Ada satu hal yang juga dapat digunakan disamping blusukan sebagai metode mencari masukan, yaitu memanfaatkan secara maksimal Undang Undang No 6 Tahun 2014 tentang desa. Dalam undang-undang ini, desa didayagunakan untuk mandiri agar mampu mencapai cita-cita nasional, sesuai dengan karekter desa tersebut.

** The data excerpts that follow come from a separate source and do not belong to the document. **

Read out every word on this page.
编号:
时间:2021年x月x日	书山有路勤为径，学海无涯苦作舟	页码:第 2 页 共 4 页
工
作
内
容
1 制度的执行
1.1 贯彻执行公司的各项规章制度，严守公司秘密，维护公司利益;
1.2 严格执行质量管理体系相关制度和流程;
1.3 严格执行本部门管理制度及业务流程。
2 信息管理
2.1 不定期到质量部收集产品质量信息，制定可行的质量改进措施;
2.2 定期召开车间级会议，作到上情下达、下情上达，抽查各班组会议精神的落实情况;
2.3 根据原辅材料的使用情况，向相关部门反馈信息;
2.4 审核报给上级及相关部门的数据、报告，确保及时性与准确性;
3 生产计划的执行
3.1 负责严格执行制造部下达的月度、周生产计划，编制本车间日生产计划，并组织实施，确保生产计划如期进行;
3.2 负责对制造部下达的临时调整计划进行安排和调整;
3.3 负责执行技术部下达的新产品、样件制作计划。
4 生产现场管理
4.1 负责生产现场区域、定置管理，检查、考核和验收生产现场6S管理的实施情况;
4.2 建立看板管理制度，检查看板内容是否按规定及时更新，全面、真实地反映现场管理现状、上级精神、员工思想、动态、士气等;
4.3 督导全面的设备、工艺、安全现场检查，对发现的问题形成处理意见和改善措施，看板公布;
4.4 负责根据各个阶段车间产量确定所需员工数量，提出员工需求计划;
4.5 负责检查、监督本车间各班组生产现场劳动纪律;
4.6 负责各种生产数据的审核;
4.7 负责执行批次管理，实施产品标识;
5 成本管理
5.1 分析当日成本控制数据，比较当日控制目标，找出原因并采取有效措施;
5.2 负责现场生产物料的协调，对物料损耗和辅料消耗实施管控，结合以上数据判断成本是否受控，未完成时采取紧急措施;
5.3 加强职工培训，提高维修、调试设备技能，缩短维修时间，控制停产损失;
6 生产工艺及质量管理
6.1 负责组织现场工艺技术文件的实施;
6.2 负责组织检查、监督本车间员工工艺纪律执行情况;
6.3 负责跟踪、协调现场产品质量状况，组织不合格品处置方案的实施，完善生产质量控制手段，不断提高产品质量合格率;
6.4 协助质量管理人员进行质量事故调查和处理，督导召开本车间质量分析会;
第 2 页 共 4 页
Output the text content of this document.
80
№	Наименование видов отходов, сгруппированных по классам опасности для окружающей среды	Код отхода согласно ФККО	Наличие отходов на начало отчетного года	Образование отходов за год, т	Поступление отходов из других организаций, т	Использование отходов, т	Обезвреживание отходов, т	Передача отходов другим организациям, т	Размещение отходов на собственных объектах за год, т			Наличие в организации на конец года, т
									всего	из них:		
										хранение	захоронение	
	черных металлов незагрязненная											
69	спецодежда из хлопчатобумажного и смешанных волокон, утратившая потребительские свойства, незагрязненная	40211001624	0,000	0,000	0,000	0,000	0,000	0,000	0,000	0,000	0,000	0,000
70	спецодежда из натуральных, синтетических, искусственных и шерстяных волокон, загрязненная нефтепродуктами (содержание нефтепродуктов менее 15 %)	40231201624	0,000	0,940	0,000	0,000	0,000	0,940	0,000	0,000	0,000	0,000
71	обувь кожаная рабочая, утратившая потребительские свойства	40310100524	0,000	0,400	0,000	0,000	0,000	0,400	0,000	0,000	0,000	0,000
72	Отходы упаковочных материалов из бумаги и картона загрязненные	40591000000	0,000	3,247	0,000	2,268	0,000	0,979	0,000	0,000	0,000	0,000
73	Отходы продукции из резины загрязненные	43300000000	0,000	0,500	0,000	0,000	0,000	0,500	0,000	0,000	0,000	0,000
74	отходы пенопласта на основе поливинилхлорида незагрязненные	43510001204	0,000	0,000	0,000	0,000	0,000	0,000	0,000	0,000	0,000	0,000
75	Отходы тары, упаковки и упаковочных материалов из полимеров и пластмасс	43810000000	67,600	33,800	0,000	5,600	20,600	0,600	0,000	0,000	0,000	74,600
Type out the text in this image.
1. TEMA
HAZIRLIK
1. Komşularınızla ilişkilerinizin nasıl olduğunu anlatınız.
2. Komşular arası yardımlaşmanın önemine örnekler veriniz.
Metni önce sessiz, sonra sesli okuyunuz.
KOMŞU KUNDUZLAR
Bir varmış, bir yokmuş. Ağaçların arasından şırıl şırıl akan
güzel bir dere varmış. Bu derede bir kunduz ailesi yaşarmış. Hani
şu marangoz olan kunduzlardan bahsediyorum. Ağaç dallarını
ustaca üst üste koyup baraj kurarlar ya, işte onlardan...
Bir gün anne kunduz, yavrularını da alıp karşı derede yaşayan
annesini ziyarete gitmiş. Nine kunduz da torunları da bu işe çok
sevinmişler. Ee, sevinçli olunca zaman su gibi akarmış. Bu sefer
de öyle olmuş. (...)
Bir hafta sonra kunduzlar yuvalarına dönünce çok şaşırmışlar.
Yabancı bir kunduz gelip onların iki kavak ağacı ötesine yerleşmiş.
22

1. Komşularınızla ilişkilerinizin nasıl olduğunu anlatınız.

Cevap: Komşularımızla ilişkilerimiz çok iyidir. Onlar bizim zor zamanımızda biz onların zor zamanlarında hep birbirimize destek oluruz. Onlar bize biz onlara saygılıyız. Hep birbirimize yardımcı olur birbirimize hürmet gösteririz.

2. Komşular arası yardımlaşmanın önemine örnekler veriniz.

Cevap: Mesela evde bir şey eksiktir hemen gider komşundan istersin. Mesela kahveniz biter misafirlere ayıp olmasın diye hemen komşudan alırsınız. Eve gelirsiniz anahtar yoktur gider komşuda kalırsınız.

Bagi desa yang mayoritas sumber dayanya dari pertanian sawah, harus dimaksimalkan dan diberikan rangsaangan untuk meningkatkan hasil swadaya tersebut. Undang-undang ini juga memungkinkan adanya kerjasama antar desa yang berkaitan dengan wilayah kabupaten atau kota, lewat apa yang disebut dengan kawasan perdesaan. Satu yang ditekankan disini adalah soal desa yang mempunyai lahan pertanian.

Jadi pemerintah bisa memanfaatkan hal ini dengan baik. Tetapi yang harus diingat, tenggang waktu 3 tahun sebagai target, mungkin agak susah dicapai.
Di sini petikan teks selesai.